No tenía caso seguir vivo, pues a cada momento la vida parecía cambiar de manera que yo no podía mantenerme en pie ante sus masivas sacudidas. Me molestaba no poder sentirme dueño de mi propia existencia, carecer de las habilidades para hacer valer mi supuesto libre albedrío. Todo se nublaba y, al final, solo la tenía a ella, a la mujer que me hizo añicos y con la que no pude fornicar. Su recuerdo me hería y me encarnizaba contra mí mismo maldiciendo mi suerte y los sucesos vividos. Era ese el verdadero tormento, quizá porque yo era más débil de lo que me imaginaba. Tal vez no la quería; de hecho, sabía que la odiaba por lo que me había hecho sentir, pero algo en mí la requería. No era amor, sino solo necedad, necesidad, torpeza, debilidad, dependencia y cariño. Cualquier palabra era adecuada para traer el sabor de sus besos hasta mis labios y perderme en su mirada fulgurante donde el fuego se extinguía en el olvido, donde yacían mis poemas enterrados en su alma marchita.

Extrañamente, comencé a tener pesadillas en las cuáles miraba cómo otros hombres tenían relaciones con Isis, casi siempre negros y vigorosos, como el sujeto con el que me engañó. Ella estaba endiablada, mantenía un rostro absolutamente sumergido en el placer y gemía histéricamente mientras era follada. Cuando despertaba, solía encontrar mi pene erecto en demasía y comencé a perder el control sobre mí. Desde que Isis se fue no había vuelto a hablar con mujeres sobre temas sexuales, pues, en vez de ello, me había trastornado con la pornografía: la miraba cada noche y me brindaba placer a mí mismo. La sensación de liberación era indescriptible, pues nada me proveía aquel deleite que hallaba solamente a solas, únicamente conmigo mismo. Perdí el control y la voluntad. Un día afirmaba que no volvería hacer a hacer tal cosa y, dentro de tres días, caía de nuevo en el acto; era prácticamente incapaz de evitar la masturbación. Y, a pesar de todo, seguía sin ser Isis la causante de mi excitación, aunque todavía creía amarla. Creía que una persona a quien en verdad se le quiere, a quien se le ama incondicionalmente, posee tantas virtudes y ocasiona tan tremendo choque de emociones en el interior que no puede pensarse en el acto sexual con ella.

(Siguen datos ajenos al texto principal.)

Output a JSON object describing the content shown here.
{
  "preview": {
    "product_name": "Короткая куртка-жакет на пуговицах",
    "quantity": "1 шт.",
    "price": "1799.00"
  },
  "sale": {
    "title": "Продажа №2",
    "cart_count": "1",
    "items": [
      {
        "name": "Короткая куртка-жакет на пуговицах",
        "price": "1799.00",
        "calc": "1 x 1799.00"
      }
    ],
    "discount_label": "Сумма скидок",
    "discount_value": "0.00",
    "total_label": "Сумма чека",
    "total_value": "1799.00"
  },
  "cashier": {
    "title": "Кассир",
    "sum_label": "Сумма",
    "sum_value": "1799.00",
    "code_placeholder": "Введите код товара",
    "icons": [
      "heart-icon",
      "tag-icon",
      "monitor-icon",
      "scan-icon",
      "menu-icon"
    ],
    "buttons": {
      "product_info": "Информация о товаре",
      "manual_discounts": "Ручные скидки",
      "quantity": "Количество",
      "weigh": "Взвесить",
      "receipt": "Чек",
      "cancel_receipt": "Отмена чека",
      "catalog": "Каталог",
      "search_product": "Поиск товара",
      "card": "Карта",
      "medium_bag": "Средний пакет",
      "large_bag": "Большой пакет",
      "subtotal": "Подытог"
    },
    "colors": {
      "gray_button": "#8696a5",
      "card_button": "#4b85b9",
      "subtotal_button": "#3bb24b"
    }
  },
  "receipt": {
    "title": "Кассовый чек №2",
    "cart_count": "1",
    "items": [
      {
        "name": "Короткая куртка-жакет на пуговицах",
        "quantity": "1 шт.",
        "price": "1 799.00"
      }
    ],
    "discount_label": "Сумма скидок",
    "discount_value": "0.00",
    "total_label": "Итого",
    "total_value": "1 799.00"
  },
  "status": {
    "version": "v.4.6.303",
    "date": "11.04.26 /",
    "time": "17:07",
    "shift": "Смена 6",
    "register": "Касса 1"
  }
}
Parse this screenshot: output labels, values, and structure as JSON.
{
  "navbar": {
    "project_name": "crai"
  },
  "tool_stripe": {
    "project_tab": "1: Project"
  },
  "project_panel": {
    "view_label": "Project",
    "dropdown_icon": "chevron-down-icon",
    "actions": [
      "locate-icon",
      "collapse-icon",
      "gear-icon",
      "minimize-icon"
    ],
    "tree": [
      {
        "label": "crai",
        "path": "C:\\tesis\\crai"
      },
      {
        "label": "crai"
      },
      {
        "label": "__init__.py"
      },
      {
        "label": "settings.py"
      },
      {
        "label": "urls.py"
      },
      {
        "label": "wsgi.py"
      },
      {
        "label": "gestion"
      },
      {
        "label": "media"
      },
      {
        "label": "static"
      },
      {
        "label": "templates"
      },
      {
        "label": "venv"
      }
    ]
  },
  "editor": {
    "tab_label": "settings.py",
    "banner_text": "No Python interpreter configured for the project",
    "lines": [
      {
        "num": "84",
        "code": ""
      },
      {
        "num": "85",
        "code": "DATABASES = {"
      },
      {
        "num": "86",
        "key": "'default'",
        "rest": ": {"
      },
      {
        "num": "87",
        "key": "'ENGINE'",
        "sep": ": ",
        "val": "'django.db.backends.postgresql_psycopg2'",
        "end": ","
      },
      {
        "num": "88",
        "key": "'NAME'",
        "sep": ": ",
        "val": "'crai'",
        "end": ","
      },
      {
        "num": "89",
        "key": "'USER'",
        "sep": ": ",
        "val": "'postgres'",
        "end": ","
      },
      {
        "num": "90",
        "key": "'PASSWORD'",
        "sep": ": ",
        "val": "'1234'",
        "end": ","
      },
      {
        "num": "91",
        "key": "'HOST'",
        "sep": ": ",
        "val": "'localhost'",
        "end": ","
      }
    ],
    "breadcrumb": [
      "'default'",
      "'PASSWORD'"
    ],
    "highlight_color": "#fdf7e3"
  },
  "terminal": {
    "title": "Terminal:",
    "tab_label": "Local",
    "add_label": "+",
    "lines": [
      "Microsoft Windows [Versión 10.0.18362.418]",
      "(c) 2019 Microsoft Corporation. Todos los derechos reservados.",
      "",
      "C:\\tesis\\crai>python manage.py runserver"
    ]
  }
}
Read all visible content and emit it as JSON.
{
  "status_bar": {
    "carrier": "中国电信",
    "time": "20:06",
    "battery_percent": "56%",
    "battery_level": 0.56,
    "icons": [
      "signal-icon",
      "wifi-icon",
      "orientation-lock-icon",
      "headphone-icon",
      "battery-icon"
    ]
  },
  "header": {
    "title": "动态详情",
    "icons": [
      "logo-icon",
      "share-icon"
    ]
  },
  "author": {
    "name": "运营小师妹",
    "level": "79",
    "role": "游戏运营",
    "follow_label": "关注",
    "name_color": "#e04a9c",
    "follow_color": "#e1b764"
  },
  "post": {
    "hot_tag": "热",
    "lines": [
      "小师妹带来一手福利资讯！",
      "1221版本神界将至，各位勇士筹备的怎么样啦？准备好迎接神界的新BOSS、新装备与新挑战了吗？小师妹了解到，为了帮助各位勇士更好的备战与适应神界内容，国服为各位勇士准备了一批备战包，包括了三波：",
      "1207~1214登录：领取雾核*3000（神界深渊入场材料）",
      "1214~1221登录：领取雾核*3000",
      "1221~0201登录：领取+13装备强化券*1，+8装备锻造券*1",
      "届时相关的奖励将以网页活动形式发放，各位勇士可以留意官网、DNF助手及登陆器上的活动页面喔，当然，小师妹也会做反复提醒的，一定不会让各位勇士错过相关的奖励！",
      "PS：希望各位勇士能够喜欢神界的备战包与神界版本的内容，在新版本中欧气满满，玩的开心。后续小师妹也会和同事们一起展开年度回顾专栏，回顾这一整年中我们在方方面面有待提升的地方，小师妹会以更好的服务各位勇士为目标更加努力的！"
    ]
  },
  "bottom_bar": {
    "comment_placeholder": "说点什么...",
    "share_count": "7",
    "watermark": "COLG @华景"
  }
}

Tal idea se incrustó en mi cabeza para jamás salir. Me enfrasqué en lecturas sobre sexualidad y todas me parecían inciertas. Por experiencia propia sabía que no se podía llegar al orgasmo con quien se amaba, que no se podía revelar la naturaleza sexual tan bestial que dormitaba en cada uno de nosotros si se mantenía la copulación con el ser que se adoraba por encima de todo. Era indispensable que, al menos, se sintiera un ligero desprecio por alguna facultad de la pareja. Así lo comprobaba en lo que observaba, pues veía con atención que las chicas eran estúpidas y los hombres las deseaban por esa estupidez, porque querían someterlas y recalcarles su condición idiota. A su vez, las mujeres se entregaban a hombres que para nada consideraban superiores intelectualmente, quizá solo físicamente. Esto las mantenía en un estado de protección, de reposo y dominación. En todo momento se sabían dueñas de las riendas de la relación y el sexo les confería más poder del necesario.

En resumen, las mujeres tenían relaciones con hombres mediocres y éstos las mantenían con mujeres estúpidas. Por otra parte, si se daba que ambos en la relación eran inteligentes y perceptivos, entonces el sexo no terminaría bien, pues ambos buscarían imponerse y alguno terminaría siendo oprimido y sus instintos sexuales se reducirían al mínimo. Por eso las personas eran infieles, para satisfacer ese impulso autodestructivo y paradójicamente regenerador que hacía la vida valiosa solo por un momento. Y así es como iba la cosa, pues era interesante sentirse seguro y amado por la persona que estaba siempre ahí para nosotros, pero mucho mejor era mantener sexo con amantes, ya que éstos proporcionaban una emoción necesaria para la vida, así como la sensación de poder sentir algo más allá de nuestra cotidianidad y de experimentar y liberar todos los deseos íntimos y execrables que nunca se podrían explayar con la persona amada.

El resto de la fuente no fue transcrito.